The Believer’s Response to the Holy Spirit’s Inworking
The Spirit-filled Life
In our studies so far, we have considered God’s wondrous plan of salvation as wrought out in the Lord Jesus Christ. We have seen what Christ came to do for us, to be in us, and to work through us. We have faced what life in Christ may be and, therefore, ought to be in every Christian. Let us now honestly face its real worth to us individually.

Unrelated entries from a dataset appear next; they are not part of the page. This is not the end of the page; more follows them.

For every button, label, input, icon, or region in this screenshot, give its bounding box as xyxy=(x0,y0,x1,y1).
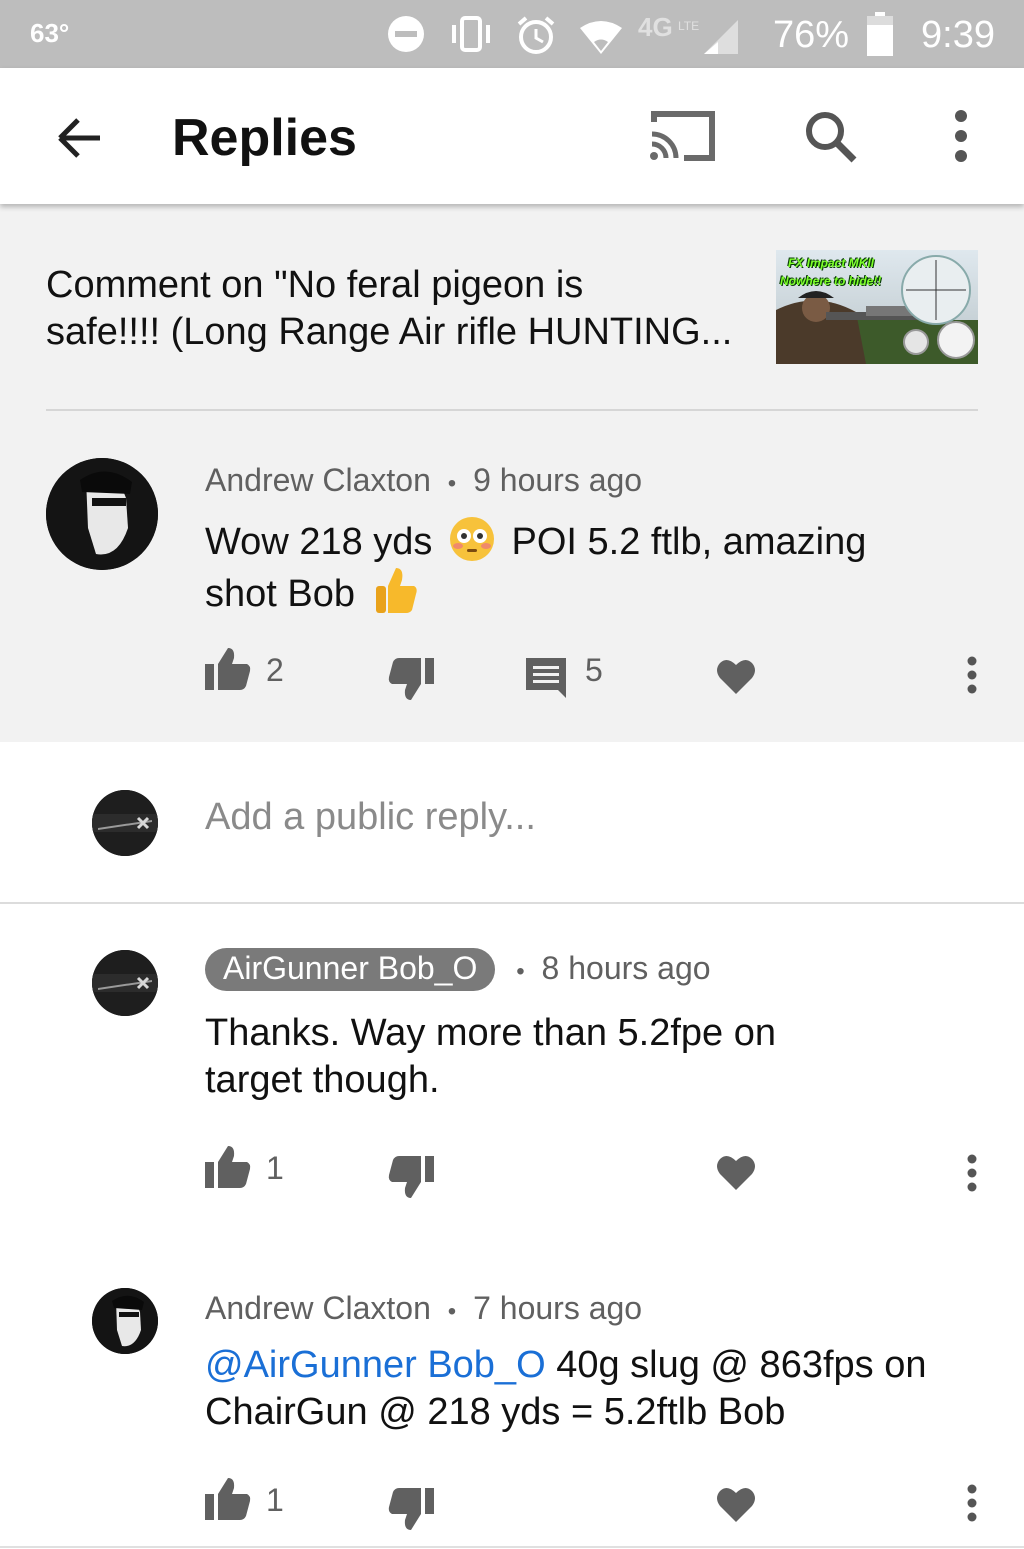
flushed-face-emoji-icon xyxy=(449,517,494,561)
avatar-image xyxy=(92,1288,158,1354)
like-icon[interactable] xyxy=(205,1478,251,1520)
video-title[interactable]: Comment on "No feral pigeon is safe!!!! … xyxy=(46,262,756,356)
battery-percentage: 76% xyxy=(773,14,850,56)
meta-separator: • xyxy=(447,1298,457,1325)
reply-meta: Andrew Claxton • 7 hours ago xyxy=(205,1290,642,1327)
avatar[interactable] xyxy=(92,1288,158,1354)
reply-text: @AirGunner Bob_O 40g slug @ 863fps on Ch… xyxy=(205,1342,985,1436)
reply-input[interactable] xyxy=(205,796,965,839)
reply-item: Andrew Claxton • 7 hours ago @AirGunner … xyxy=(0,1286,1024,1544)
do-not-disturb-icon xyxy=(388,16,424,52)
heart-icon[interactable] xyxy=(716,1154,756,1190)
comment-text: Wow 218 yds POI 5.2 ftlb, amazing shot B… xyxy=(205,516,985,618)
meta-separator: • xyxy=(447,470,457,497)
dislike-icon[interactable] xyxy=(388,1488,434,1530)
clock: 9:39 xyxy=(921,14,995,56)
reply-comment-icon[interactable] xyxy=(526,658,566,698)
more-vert-icon[interactable] xyxy=(965,656,979,694)
avatar-logo-image xyxy=(92,790,158,856)
timestamp: 9 hours ago xyxy=(473,462,643,498)
comment-meta: Andrew Claxton • 9 hours ago xyxy=(205,462,642,499)
dislike-icon[interactable] xyxy=(388,658,434,700)
like-count: 2 xyxy=(266,652,284,688)
alarm-icon xyxy=(517,16,555,54)
reply-item: AirGunner Bob_O • 8 hours ago Thanks. Wa… xyxy=(0,948,1024,1248)
wifi-icon xyxy=(580,21,622,54)
comment-text-part: shot Bob xyxy=(205,573,355,615)
divider xyxy=(0,1546,1024,1548)
comment-thread-header: Comment on "No feral pigeon is safe!!!! … xyxy=(0,204,1024,742)
mention-link[interactable]: @AirGunner Bob_O xyxy=(205,1344,546,1386)
divider xyxy=(46,409,978,411)
divider xyxy=(0,902,1024,904)
status-bar: 63° 4G LTE 76% 9:39 xyxy=(0,0,1024,68)
heart-icon[interactable] xyxy=(716,658,756,694)
cast-icon[interactable] xyxy=(648,108,718,164)
reply-text: Thanks. Way more than 5.2fpe on target t… xyxy=(205,1010,985,1104)
author-name[interactable]: Andrew Claxton xyxy=(205,1290,431,1326)
battery-icon xyxy=(867,12,893,56)
reply-meta: AirGunner Bob_O • 8 hours ago xyxy=(205,948,711,991)
temperature-readout: 63° xyxy=(30,18,70,48)
author-name[interactable]: Andrew Claxton xyxy=(205,462,431,498)
video-title-line-1: Comment on "No feral pigeon is xyxy=(46,264,584,306)
thumbnail-caption-1: FX Impact MKII xyxy=(788,256,875,270)
comment-text-part: POI 5.2 ftlb, amazing xyxy=(511,521,867,563)
reply-text-line: target though. xyxy=(205,1059,440,1101)
app-bar: Replies xyxy=(0,68,1024,204)
like-icon[interactable] xyxy=(205,1146,251,1188)
comment-text-part: Wow 218 yds xyxy=(205,521,433,563)
avatar[interactable] xyxy=(46,458,158,570)
avatar-logo-image xyxy=(92,950,158,1016)
vibrate-icon xyxy=(452,16,490,52)
video-title-line-2: safe!!!! (Long Range Air rifle HUNTING..… xyxy=(46,311,733,353)
like-count: 1 xyxy=(266,1482,284,1518)
avatar[interactable] xyxy=(92,950,158,1016)
timestamp: 7 hours ago xyxy=(473,1290,643,1326)
thumbs-up-emoji-icon xyxy=(375,568,417,613)
more-vert-icon[interactable] xyxy=(950,110,972,162)
reply-count: 5 xyxy=(585,652,603,688)
search-icon[interactable] xyxy=(804,110,858,164)
reply-text-line: ChairGun @ 218 yds = 5.2ftlb Bob xyxy=(205,1391,786,1433)
like-count: 1 xyxy=(266,1150,284,1186)
heart-icon[interactable] xyxy=(716,1486,756,1522)
page-title: Replies xyxy=(172,109,357,167)
more-vert-icon[interactable] xyxy=(965,1154,979,1192)
thumbnail-caption-2: Nowhere to hide!! xyxy=(780,274,882,288)
reply-text-line: 40g slug @ 863fps on xyxy=(545,1344,927,1386)
network-4g-lte-icon: 4G LTE xyxy=(638,12,738,54)
meta-separator: • xyxy=(516,958,525,985)
video-thumbnail[interactable]: FX Impact MKII Nowhere to hide!! xyxy=(776,250,978,364)
reply-input-row xyxy=(0,742,1024,902)
author-chip[interactable]: AirGunner Bob_O xyxy=(205,948,496,991)
parent-comment: Andrew Claxton • 9 hours ago Wow 218 yds… xyxy=(0,458,1024,742)
timestamp: 8 hours ago xyxy=(541,950,711,986)
more-vert-icon[interactable] xyxy=(965,1484,979,1522)
user-avatar xyxy=(92,790,158,856)
svg-text:4G: 4G xyxy=(638,12,673,42)
reply-text-line: Thanks. Way more than 5.2fpe on xyxy=(205,1012,777,1054)
like-icon[interactable] xyxy=(205,648,251,690)
avatar-image xyxy=(46,458,158,570)
svg-text:LTE: LTE xyxy=(678,19,699,33)
dislike-icon[interactable] xyxy=(388,1156,434,1198)
back-arrow-icon[interactable] xyxy=(54,112,106,164)
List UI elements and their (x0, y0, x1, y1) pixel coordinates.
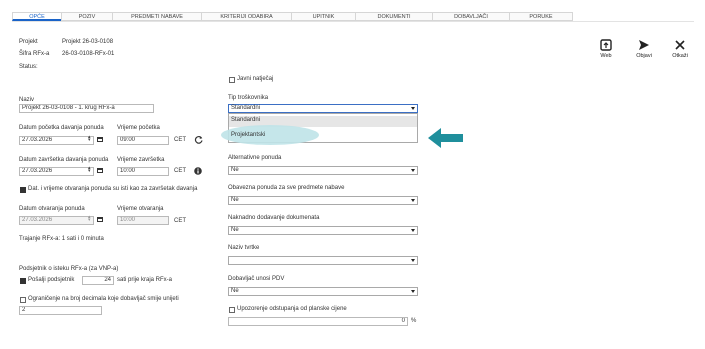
calendar-icon (97, 217, 103, 222)
upoz-unit: % (411, 318, 417, 324)
javni-checkbox[interactable] (229, 77, 235, 83)
alt-select[interactable]: Ne (228, 166, 418, 175)
web-icon (600, 39, 612, 51)
alt-label: Alternativne ponuda (228, 155, 282, 161)
end-time-input[interactable]: 10:00 (117, 167, 169, 176)
calendar-icon[interactable] (97, 168, 103, 173)
upoz-label: Upozorenje odstupanja od planske cijene (237, 306, 347, 312)
alt-select-value: Ne (231, 167, 239, 173)
otkazi-label: Otkaži (672, 53, 688, 59)
start-date-stepper[interactable]: ▴ ▾ (88, 135, 91, 143)
tab-dobavljaci[interactable]: DOBAVLJAČI (432, 12, 510, 21)
naziv-tvrtke-select[interactable] (228, 256, 418, 265)
start-date-label: Datum početka davanja ponuda (19, 125, 104, 131)
duration-text: Trajanje RFx-a: 1 sati i 0 minuta (19, 236, 104, 242)
tab-poziv[interactable]: POZIV (61, 12, 113, 21)
reminder-suffix: sati prije kraja RFx-a (117, 277, 173, 283)
upoz-input[interactable]: 0 (228, 317, 408, 326)
nak-select[interactable]: Ne (228, 226, 418, 235)
tab-opce[interactable]: OPĆE (12, 12, 62, 21)
reminder-label: Podsjetnik o isteku RFx-a (za VNP-a) (19, 266, 119, 272)
same-as-end-label: Dat. i vrijeme otvaranja ponuda su isti … (28, 186, 198, 192)
reminder-checkbox[interactable] (20, 278, 26, 284)
tip-option-projektantski[interactable]: Projektantski (229, 132, 267, 139)
decimals-label: Ograničenje na broj decimala koje dobavl… (28, 296, 179, 302)
chevron-down-icon (411, 169, 415, 172)
end-tz: CET (174, 168, 186, 174)
open-tz: CET (174, 218, 186, 224)
otkazi-button[interactable]: Otkaži (666, 38, 694, 62)
tip-label: Tip troškovnika (228, 95, 269, 101)
calendar-icon[interactable] (97, 137, 103, 142)
naziv-tvrtke-label: Naziv tvrtke (228, 245, 260, 251)
start-time-input[interactable]: 09:00 (117, 136, 169, 145)
end-date-input[interactable]: 27.03.2026 (19, 167, 94, 176)
start-tz: CET (174, 137, 186, 143)
objavi-label: Objavi (636, 53, 652, 59)
open-date-label: Datum otvaranja ponuda (19, 206, 85, 212)
project-value: Projekt 26-03-0108 (62, 39, 114, 45)
end-date-label: Datum završetka davanja ponuda (19, 157, 109, 163)
send-icon (639, 40, 649, 50)
tab-upitnik[interactable]: UPITNIK (291, 12, 356, 21)
tab-bar: OPĆE POZIV PREDMETI NABAVE KRITERIJI ODA… (12, 12, 573, 21)
end-time-label: Vrijeme završetka (117, 157, 165, 163)
naziv-input[interactable]: Projekt 26-03-0108 - 1. krug RFx-a (19, 104, 154, 113)
pdv-select-value: Ne (231, 288, 239, 294)
chevron-down-icon (411, 107, 415, 110)
naziv-label: Naziv (19, 97, 35, 103)
open-time-input: 10:00 (117, 216, 169, 225)
reminder-checkbox-label: Pošalji podsjetnik (28, 277, 75, 283)
rfx-code-value: 26-03-0108-RFx-01 (62, 51, 115, 57)
tab-poruke[interactable]: PORUKE (509, 12, 573, 21)
tip-select[interactable]: Standardni (228, 104, 418, 113)
info-icon[interactable] (194, 167, 202, 175)
tab-dokumenti[interactable]: DOKUMENTI (355, 12, 433, 21)
project-label: Projekt (19, 39, 38, 45)
tab-divider (12, 21, 694, 22)
start-date-input[interactable]: 27.03.2026 (19, 136, 94, 145)
open-time-label: Vrijeme otvaranja (117, 206, 164, 212)
pdv-select[interactable]: Ne (228, 287, 418, 296)
chevron-down-icon (411, 259, 415, 262)
chevron-down-icon (411, 290, 415, 293)
tip-select-value: Standardni (231, 105, 261, 111)
decimals-checkbox[interactable] (20, 297, 26, 303)
objavi-button[interactable]: Objavi (630, 38, 658, 62)
chevron-down-icon (411, 199, 415, 202)
nak-label: Naknadno dodavanje dokumenata (228, 215, 320, 221)
end-date-stepper[interactable]: ▴ ▾ (88, 166, 91, 174)
web-button[interactable]: Web (592, 38, 620, 62)
upoz-checkbox[interactable] (229, 307, 235, 313)
tab-kriteriji-odabira[interactable]: KRITERIJI ODABIRA (201, 12, 292, 21)
refresh-icon[interactable] (194, 135, 203, 144)
reminder-hours-input[interactable]: 24 (82, 276, 114, 285)
obv-select-value: Ne (231, 197, 239, 203)
obv-label: Obavezna ponuda za sve predmete nabave (228, 185, 345, 191)
start-time-label: Vrijeme početka (117, 125, 160, 131)
web-label: Web (600, 53, 612, 59)
same-as-end-checkbox[interactable] (20, 187, 26, 193)
status-label: Status: (19, 64, 38, 70)
arrow-left-icon (428, 128, 463, 148)
open-date-stepper: ▴ ▾ (88, 214, 91, 223)
open-date-input: 27.03.2026 (19, 216, 94, 225)
tab-predmeti-nabave[interactable]: PREDMETI NABAVE (112, 12, 202, 21)
obv-select[interactable]: Ne (228, 196, 418, 205)
tip-dropdown-list: Standardni Projektantski (221, 113, 418, 145)
pdv-label: Dobavljač unosi PDV (228, 276, 285, 282)
decimals-input[interactable]: 2 (19, 306, 102, 315)
nak-select-value: Ne (231, 227, 239, 233)
chevron-down-icon (411, 229, 415, 232)
rfx-code-label: Šifra RFx-a (19, 51, 50, 57)
javni-label: Javni natječaj (237, 76, 274, 82)
close-icon (675, 40, 685, 50)
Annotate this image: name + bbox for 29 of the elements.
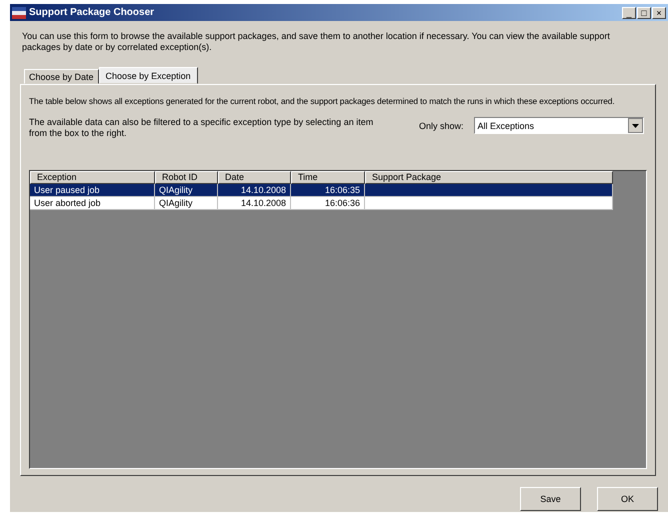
column-header[interactable]: Support Package bbox=[365, 171, 613, 184]
tab[interactable]: Choose by Exception bbox=[98, 67, 198, 84]
description-text: You can use this form to browse the available support packages, and save them to another location if necessary. You can view the available support packages by date or by correlated exception(s). bbox=[22, 31, 611, 53]
tab[interactable]: Choose by Date bbox=[24, 69, 99, 84]
table-row[interactable]: User aborted job QIAgility 14.10.2008 16:06:36 bbox=[30, 197, 613, 210]
app-icon bbox=[12, 6, 26, 18]
window-title: Support Package Chooser bbox=[29, 7, 156, 18]
table-cell: QIAgility bbox=[159, 198, 193, 208]
filter-label: Only show: bbox=[419, 121, 464, 131]
table-cell: 14.10.2008 bbox=[240, 198, 286, 208]
column-header[interactable]: Date bbox=[218, 171, 291, 184]
table-cell: 16:06:36 bbox=[324, 198, 360, 208]
column-header[interactable]: Exception bbox=[30, 171, 155, 184]
column-header[interactable]: Robot ID bbox=[155, 171, 218, 184]
close-button[interactable]: × bbox=[652, 6, 666, 18]
column-header[interactable]: Time bbox=[291, 171, 365, 184]
intro-text: The table below shows all exceptions generated for the current robot, and the support packages determined to match the runs in which these exceptions occurred. bbox=[29, 96, 616, 107]
filter-hint-text: The available data can also be filtered to a specific exception type by selecting an item from the box to the right. bbox=[29, 117, 374, 139]
table-cell: User aborted job bbox=[34, 198, 101, 208]
table-cell: 16:06:35 bbox=[324, 185, 360, 195]
exception-filter-dropdown[interactable]: All Exceptions bbox=[474, 117, 644, 134]
save-button[interactable]: Save bbox=[520, 487, 581, 511]
maximize-button[interactable]: □ bbox=[637, 6, 651, 18]
minimize-button[interactable]: _ bbox=[622, 6, 636, 18]
table-row[interactable]: User paused job QIAgility 14.10.2008 16:06:35 bbox=[30, 184, 613, 197]
table-cell: 14.10.2008 bbox=[240, 185, 286, 195]
table-cell: User paused job bbox=[34, 185, 100, 195]
ok-button[interactable]: OK bbox=[597, 487, 658, 511]
table-cell: QIAgility bbox=[159, 185, 193, 195]
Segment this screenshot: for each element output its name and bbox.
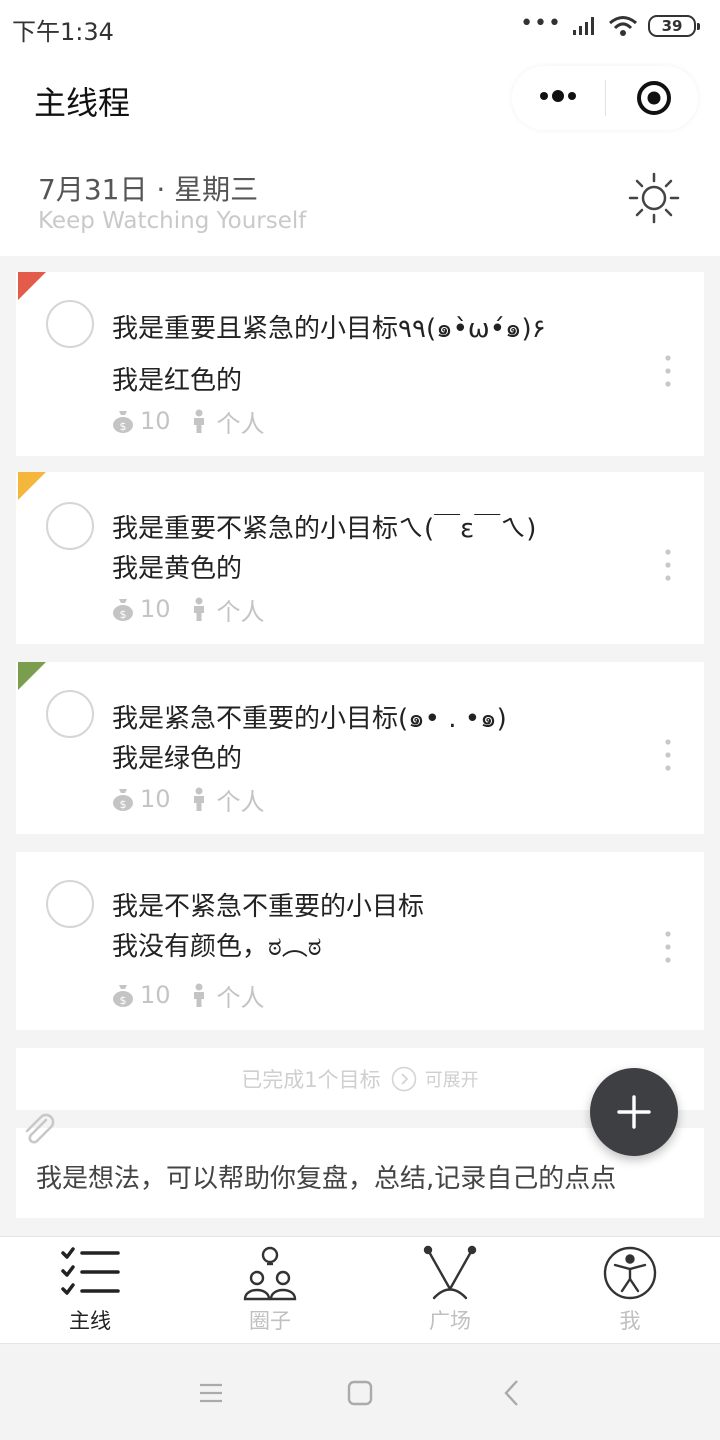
person-icon	[193, 597, 204, 621]
goal-card[interactable]: 我是重要不紧急的小目标ㄟ(￣ε￣ㄟ) 我是黄色的 $ 10 个人	[16, 472, 704, 644]
capsule-divider	[605, 80, 606, 116]
goal-checkbox[interactable]	[46, 300, 94, 348]
thought-text: 我是想法，可以帮助你复盘，总结,记录自己的点点	[36, 1164, 617, 1194]
checklist-icon	[61, 1247, 120, 1295]
back-icon[interactable]	[498, 1378, 528, 1408]
plus-icon	[617, 1095, 651, 1129]
home-square-icon[interactable]	[345, 1378, 375, 1408]
goal-points: 10	[140, 785, 171, 813]
goal-desc: 我是绿色的	[112, 744, 243, 774]
battery-icon: 39	[648, 15, 700, 37]
goal-meta: $ 10 个人	[112, 784, 265, 816]
person-icon	[193, 787, 204, 811]
goal-desc: 我是黄色的	[112, 554, 243, 584]
goal-meta: $ 10 个人	[112, 594, 265, 626]
goal-meta: $ 10 个人	[112, 406, 265, 438]
svg-text:$: $	[120, 994, 127, 1007]
goal-card[interactable]: 我是不紧急不重要的小目标 我没有颜色，ಠ︵ಠ $ 10 个人	[16, 852, 704, 1030]
accessibility-icon	[603, 1246, 657, 1300]
priority-flag-green	[18, 662, 46, 690]
more-vertical-icon[interactable]	[662, 354, 674, 388]
svg-text:$: $	[120, 420, 127, 433]
person-icon	[193, 983, 204, 1007]
tab-mainline[interactable]: 主线	[0, 1237, 180, 1345]
more-vertical-icon[interactable]	[662, 738, 674, 772]
tab-me[interactable]: 我	[540, 1237, 720, 1345]
more-options-icon[interactable]	[538, 84, 578, 108]
money-bag-icon: $	[113, 789, 133, 811]
completed-count: 已完成1个目标	[241, 1068, 381, 1092]
goal-checkbox[interactable]	[46, 690, 94, 738]
goal-desc: 我没有颜色，ಠ︵ಠ	[112, 932, 322, 962]
status-bar: 下午1:34 ••• 39	[0, 0, 720, 52]
goal-card[interactable]: 我是紧急不重要的小目标(๑• . •๑) 我是绿色的 $ 10 个人	[16, 662, 704, 834]
status-time: 下午1:34	[12, 18, 114, 46]
more-vertical-icon[interactable]	[662, 930, 674, 964]
date-subtitle: Keep Watching Yourself	[38, 208, 307, 234]
priority-flag-red	[18, 272, 46, 300]
tab-circle[interactable]: 圈子	[180, 1237, 360, 1345]
goal-points: 10	[140, 407, 171, 435]
goal-desc: 我是红色的	[112, 366, 243, 396]
tab-label: 广场	[429, 1309, 471, 1333]
goal-owner: 个人	[216, 983, 265, 1012]
close-miniprogram-icon[interactable]	[636, 80, 672, 116]
goal-owner: 个人	[216, 787, 265, 816]
status-icons: ••• 39	[520, 11, 700, 40]
title-bar: 主线程	[0, 52, 720, 146]
money-bag-icon: $	[113, 985, 133, 1007]
svg-text:$: $	[120, 608, 127, 621]
add-goal-button[interactable]	[590, 1068, 678, 1156]
antenna-icon	[423, 1245, 477, 1300]
more-vertical-icon[interactable]	[662, 548, 674, 582]
tab-label: 主线	[69, 1309, 111, 1333]
menu-icon[interactable]	[196, 1378, 226, 1408]
goal-meta: $ 10 个人	[112, 980, 265, 1012]
date-header: 7月31日 · 星期三 Keep Watching Yourself	[0, 146, 720, 256]
goal-card[interactable]: 我是重要且紧急的小目标٩٩(๑•̀ω•́๑)۶ 我是红色的 $ 10 个人	[16, 272, 704, 456]
paperclip-icon	[25, 1113, 55, 1144]
signal-bars-icon	[573, 17, 594, 35]
goal-points: 10	[140, 595, 171, 623]
date-text: 7月31日 · 星期三	[38, 173, 259, 206]
goal-title: 我是重要且紧急的小目标٩٩(๑•̀ω•́๑)۶	[112, 314, 546, 344]
tab-bar: 主线 圈子 广场 我	[0, 1236, 720, 1344]
money-bag-icon: $	[113, 599, 133, 621]
tab-square[interactable]: 广场	[360, 1237, 540, 1345]
goal-owner: 个人	[216, 597, 265, 626]
goal-owner: 个人	[216, 409, 265, 438]
group-idea-icon	[243, 1246, 297, 1301]
goal-title: 我是重要不紧急的小目标ㄟ(￣ε￣ㄟ)	[112, 514, 537, 544]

Is God’s salvation in Christ perfect? Can anything be added to it? Can anything be taken from it? Surely the answer will quickly come from any life in a vital relationship with the Lord Jesus: Yes, God’s salvation is perfect; it provides for every need; it satisfies every desire; it furnishes an all-sufficient Savior. As I look into my life’s deepest need, I can think of nothing to add to it nor of anything that could be taken from it. God’s salvation wrought out in Christ for me is of infinite worth through its perfection.

But is it practical? Is it possible for an ordinary person to live a life in Christ such as God seems to expect? I can imagine the answer of some to be: The truth regarding a life lived on the highest plane is biblical and logical, but it does not match my experience, nor the experience of many Christians of my acquaintance. Isn’t God’s plan of salvation too perfect to be practical for such a world as this? Isn’t life on the highest plane possible only to those who are called into special Christian service?
Everything in God’s Word contradicts this suggestion. God’s plan of salvation is not only perfect, but it is practical and possible for every individual believer. The Good Shepherd spoke concerning every sheep within His fold when He said, “I am come that they might have life and that they might have it more abundantly.” Whoever has Christ’s life in any measure may have it in its fullness.
Colossians 2:9-10
“For in him dwelleth all the fulness of the Godhead bodily, and in him ye are made full, who is the head of all principality and power.”
John the Baptist in two wonderful proclamations declared the entire scope of Christ’s work in salvation when he said, “Behold the Lamb of God, which taketh away the sin of the world” and “He that sent me to baptize with water, . . . the same is that which baptizeth with the Holy Ghost” (John 1:29, 33). Christ would do a twofold work for those who trust Him as Savior; He would take away their sin and He would baptize them in the Spirit. Thus, John the Baptist states that part of Christ’s work is to bring the believer into as definite a relationship to the Holy Spirit as he bears to Christ, although it is to be a different relationship.
What John the Baptist had said Christ corroborated in two remarkable invitations which He gave to sinners to come to Him and drink of the water of life.
John 4:14
“But whosoever drinketh of the water that I shall give him shall never thirst: but the water that I shall give him shall become in him a well of water springing up unto eternal life.”
John 7:37-38
“Now on the last day, the great day of the feast, Jesus stood and cried, saying, If any man thirst, let him come unto me and drink. He that believeth on me, as the scripture hath said, from within him shall flow rivers of living water.”
Jesus Christ promised to bestow a gift upon the one who believed in Him as Sin-bearer, which would bring perfect satisfaction and sufficiency within the believer’s inmost life and which would then overflow in rich and abounding blessing into the lives of others. Christ’s offer to the Samaritan woman was a gift that would change her source of supplies from a water pot to a well and then convert her life into a channel through which rivers of this living water would flow.
Source: “Life on the Highest Plane” by Ruth Paxson
Lord, Your Word is true. This life is possible!